Rated PG-13 for Sexual Material and Language
I haven't seen the first three installments of the popular "Barbershop" franchise, nor "Beauty Shop," the spin-off with Queen Latifah. However, this is more or less a stand-alone movie. I expect those who are well acquainted with Calvin (Cube) and his crew of hairstylists on the South Side of Chicago will get more out of it, but I never got too lost myself.
Calvin is still running the barbershop with his group of a half dozen or so barbers. They trade trash talk and quips about this and that, particularly about their lives and the men and women living in it. However, the violence is getting to Calvin. His son Jalen (Rainey Jr) is getting into fights and toeing ever closer to moving his shop to the North Side. But after ex-barber turned politician Jimmy (Sean Patrick Thomas) proposes building a gate to contain the bloodshed (which will dramatically cut down on the shop's business), Calvin and Co. decide to take it upon themselves to fix the neighborhood. They get the rival gang leaders together to declare a cease-fire for a weekend and offer a weekend of free haircuts.
For a comedy, the humor is the least successful aspect of it. In addition to being neither funny nor particularly insightful, it's not there. The running plotline about the free weekend of haircuts takes up most of the running time, but it doesn't make a lot of sense. The most successful part of the film is Calvin's attempts to keep his son away from gang life. It works because director Malcom D. Lee has a better feel for dramatic material and the relationship between father and son works.
"Barbershop: The Next Cut" has something to say. It knows that gang violence is a huge problem, but it also understands that the problem is too complex for simple fixes.
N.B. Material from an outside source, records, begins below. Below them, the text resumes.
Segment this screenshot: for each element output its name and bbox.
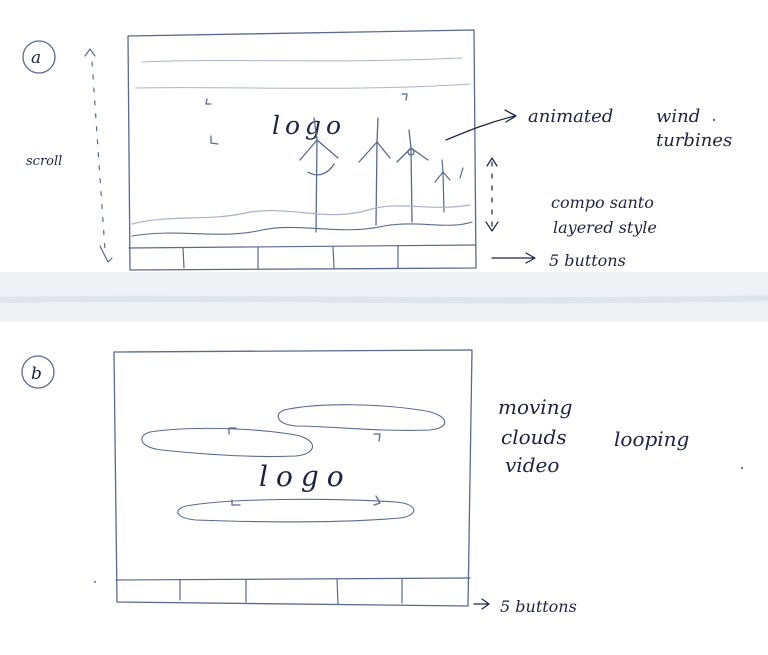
- layer-height-arrow-up-icon: [486, 157, 498, 167]
- turbines-arrow: [445, 109, 517, 141]
- sketch-b-marker-circle: [21, 355, 55, 389]
- sketch-a-logo: logo: [272, 111, 346, 140]
- sketch-a-annotation-buttons: 5 buttons: [549, 251, 626, 270]
- annotation-clouds-line3: looping: [614, 427, 689, 451]
- stray-dot: [712, 118, 716, 122]
- sketch-b-button-dividers: [179, 578, 403, 605]
- sketch-a-button-bar-top: [128, 244, 477, 249]
- annotation-clouds-line1: moving: [498, 395, 572, 419]
- cloud-top-right: [277, 404, 446, 431]
- wind-turbine-right: [396, 129, 429, 223]
- wind-turbine-small: [434, 159, 464, 213]
- scroll-label: scroll: [26, 154, 62, 169]
- sketch-a-marker-label: a: [31, 48, 41, 68]
- sketch-b-button-divider: [336, 578, 339, 605]
- paper-fold-crease: [0, 295, 768, 304]
- scroll-arrow-up-icon: [84, 48, 96, 57]
- wind-turbine-center: [358, 117, 391, 226]
- sketch-b-buttons-arrow: [473, 598, 490, 610]
- annotation-style-line1: compo santo: [551, 193, 654, 212]
- layered-hills-back: [131, 204, 471, 225]
- annotation-turbines-line2: wind: [656, 106, 700, 127]
- sketch-a-top-scratch-2: [134, 83, 471, 89]
- logo-frame-bottom-right: [373, 495, 381, 506]
- annotation-clouds-line2: clouds: [501, 425, 567, 449]
- scroll-dotted-line: [91, 61, 106, 251]
- sketch-a-button-divider: [332, 246, 335, 269]
- stray-dot: [740, 466, 744, 470]
- annotation-clouds-line4: video: [505, 453, 559, 477]
- wind-turbine-large: [299, 117, 339, 233]
- sketch-b-annotation-buttons: 5 buttons: [500, 597, 577, 616]
- annotation-turbines-line1: animated: [528, 106, 613, 127]
- sketch-b-frame: [113, 349, 473, 607]
- logo-frame-bottom-left: [210, 135, 219, 145]
- sketch-a: a scroll logo: [22, 29, 732, 271]
- sketch-b-logo: logo: [259, 460, 352, 493]
- sketch-a-button-dividers: [182, 245, 399, 270]
- sketch-b-button-bar-top: [115, 577, 471, 581]
- cloud-middle-left: [141, 427, 313, 458]
- logo-frame-top-right: [373, 433, 381, 442]
- sketch-b-marker-label: b: [31, 364, 42, 384]
- sketch-b: b logo moving clouds looping video 5 but…: [21, 349, 689, 616]
- sketch-a-frame: [127, 29, 477, 271]
- logo-frame-bottom-left: [231, 499, 241, 506]
- sketch-a-button-divider: [182, 247, 185, 269]
- cloud-bottom: [177, 498, 415, 523]
- sketch-a-marker-circle: [22, 40, 56, 74]
- annotation-turbines-line3: turbines: [656, 130, 732, 151]
- stray-dot: [94, 581, 96, 583]
- logo-frame-top-right: [401, 93, 408, 101]
- logo-frame-top-left: [205, 98, 212, 105]
- logo-frame-top-left: [228, 427, 237, 435]
- sketch-a-top-scratch: [141, 57, 463, 63]
- layer-height-arrow-down-icon: [485, 221, 499, 232]
- sketch-a-buttons-arrow: [491, 252, 536, 264]
- layered-hills-front: [131, 221, 473, 237]
- scroll-arrow-down-icon: [99, 245, 113, 263]
- annotation-style-line2: layered style: [553, 218, 657, 237]
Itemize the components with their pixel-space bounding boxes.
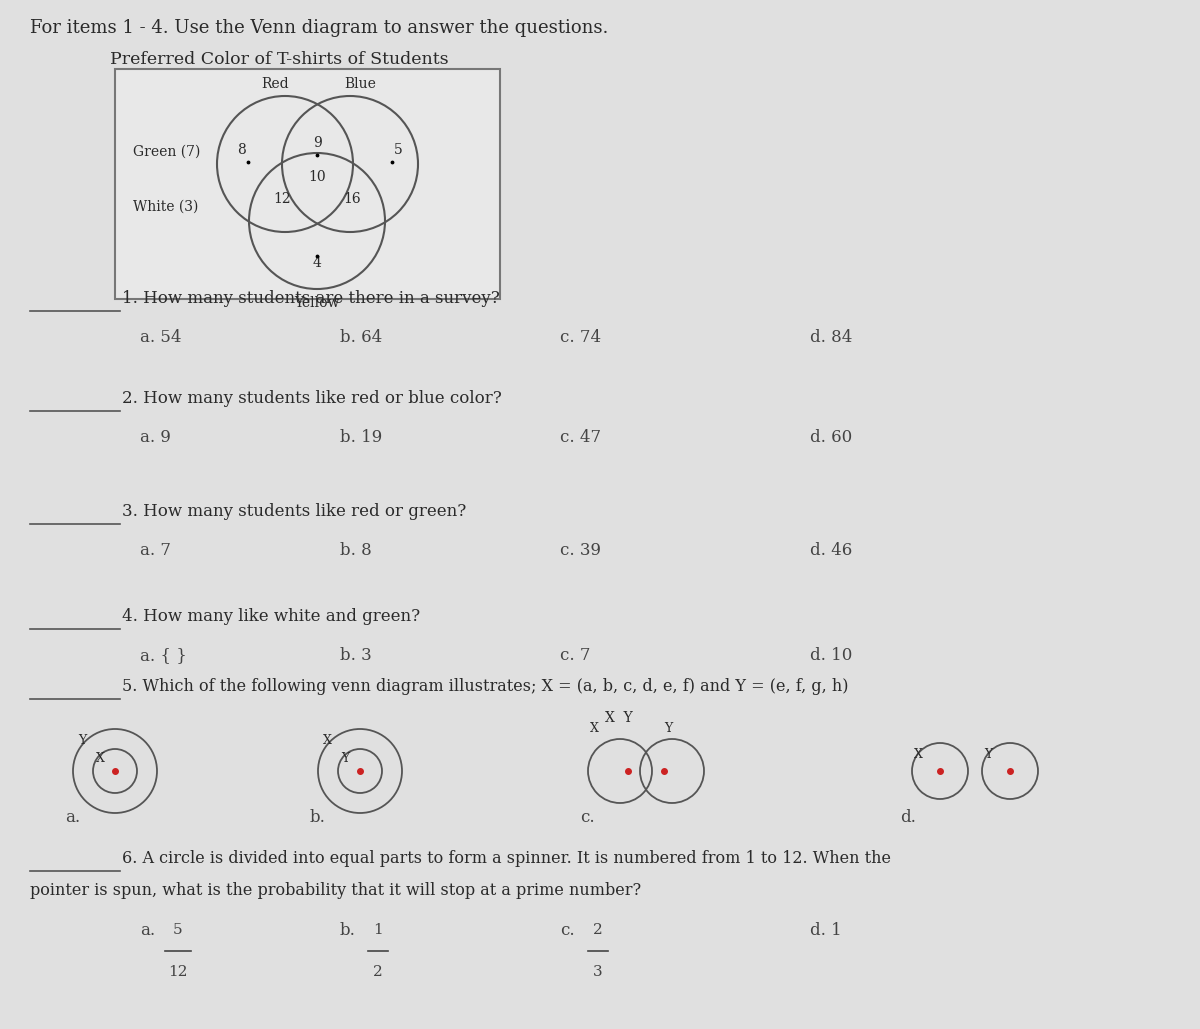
Text: 10: 10 bbox=[308, 170, 326, 184]
Text: pointer is spun, what is the probability that it will stop at a prime number?: pointer is spun, what is the probability… bbox=[30, 882, 641, 899]
Text: c. 7: c. 7 bbox=[560, 647, 590, 664]
Text: 5: 5 bbox=[394, 143, 402, 157]
Text: 12: 12 bbox=[168, 965, 187, 979]
Text: Blue: Blue bbox=[344, 77, 376, 91]
Text: 2: 2 bbox=[593, 923, 602, 937]
Text: b. 8: b. 8 bbox=[340, 542, 372, 559]
Text: X: X bbox=[96, 752, 104, 765]
Text: a. { }: a. { } bbox=[140, 647, 187, 664]
Text: b. 3: b. 3 bbox=[340, 647, 372, 664]
Text: 2: 2 bbox=[373, 965, 383, 979]
Text: White (3): White (3) bbox=[133, 200, 198, 214]
Text: c.: c. bbox=[560, 922, 575, 939]
Text: 1. How many students are there in a survey?: 1. How many students are there in a surv… bbox=[122, 290, 499, 307]
Text: d. 10: d. 10 bbox=[810, 647, 852, 664]
Text: b. 19: b. 19 bbox=[340, 429, 383, 446]
Text: Y: Y bbox=[984, 748, 992, 761]
Text: Red: Red bbox=[262, 77, 289, 91]
Circle shape bbox=[282, 96, 418, 232]
Text: 9: 9 bbox=[313, 136, 322, 150]
Circle shape bbox=[250, 153, 385, 289]
Text: c.: c. bbox=[580, 809, 595, 826]
Text: 12: 12 bbox=[274, 192, 290, 206]
Text: 4. How many like white and green?: 4. How many like white and green? bbox=[122, 608, 420, 625]
Text: Preferred Color of T-shirts of Students: Preferred Color of T-shirts of Students bbox=[110, 51, 449, 68]
Text: X: X bbox=[590, 722, 599, 735]
Text: a. 54: a. 54 bbox=[140, 329, 181, 346]
Text: d.: d. bbox=[900, 809, 916, 826]
Text: c. 47: c. 47 bbox=[560, 429, 601, 446]
Text: b. 64: b. 64 bbox=[340, 329, 383, 346]
Text: Y: Y bbox=[78, 734, 86, 747]
Text: a.: a. bbox=[140, 922, 155, 939]
Text: Green (7): Green (7) bbox=[133, 145, 200, 159]
Text: 5. Which of the following venn diagram illustrates; X = (a, b, c, d, e, f) and Y: 5. Which of the following venn diagram i… bbox=[122, 678, 848, 695]
Text: 2. How many students like red or blue color?: 2. How many students like red or blue co… bbox=[122, 390, 502, 407]
Text: c. 39: c. 39 bbox=[560, 542, 601, 559]
Text: Y: Y bbox=[664, 722, 672, 735]
Text: d. 84: d. 84 bbox=[810, 329, 852, 346]
Bar bbox=[115, 69, 500, 299]
Text: Y: Y bbox=[341, 752, 349, 765]
Text: d. 46: d. 46 bbox=[810, 542, 852, 559]
Text: 6. A circle is divided into equal parts to form a spinner. It is numbered from 1: 6. A circle is divided into equal parts … bbox=[122, 850, 890, 867]
Text: For items 1 - 4. Use the Venn diagram to answer the questions.: For items 1 - 4. Use the Venn diagram to… bbox=[30, 19, 608, 37]
Text: 5: 5 bbox=[173, 923, 182, 937]
Text: c. 74: c. 74 bbox=[560, 329, 601, 346]
Text: a. 7: a. 7 bbox=[140, 542, 172, 559]
Text: 4: 4 bbox=[312, 256, 322, 270]
Text: d. 1: d. 1 bbox=[810, 922, 841, 939]
Text: X: X bbox=[914, 748, 923, 761]
Text: d. 60: d. 60 bbox=[810, 429, 852, 446]
Text: 8: 8 bbox=[238, 143, 246, 157]
Circle shape bbox=[217, 96, 353, 232]
Text: 3: 3 bbox=[593, 965, 602, 979]
Text: Yellow: Yellow bbox=[294, 296, 340, 310]
Text: X: X bbox=[323, 734, 332, 747]
Text: b.: b. bbox=[310, 809, 326, 826]
Text: 1: 1 bbox=[373, 923, 383, 937]
Text: 16: 16 bbox=[343, 192, 361, 206]
Text: a. 9: a. 9 bbox=[140, 429, 170, 446]
Text: 3. How many students like red or green?: 3. How many students like red or green? bbox=[122, 503, 467, 520]
Text: a.: a. bbox=[65, 809, 80, 826]
Text: b.: b. bbox=[340, 922, 356, 939]
Text: X  Y: X Y bbox=[605, 711, 632, 725]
The anger in this aspect of the story is felt, but not over-played. The film is not a rant. Instead, it's about finding a solution. While the one proposed here is too simple to be applicable in the real world, the ideal rings true and is illustrated with enough realism that any potential preachiness is minimal.
The acting is solid, but the writing is too weak and the tone too simple for anyone to do anything special. Ice Cube is fine in the highly charged moments, but has trouble in the quieter scenes. Cedric the Entertainer, the franchise's breakout actor, is supposed to be funny, I guess, but I couldn't understand a damn thing he was saying. Of the supporting characters, the only ones who get any screen time are Rashad (Common), Terri (Eve) and Draya (Minaj). Their subplot about communication in a relationship rings true, even if it could use a little more subtlety.
"Barbershop: The Next Cut" is like that. It's not great, but it's at least not a trial.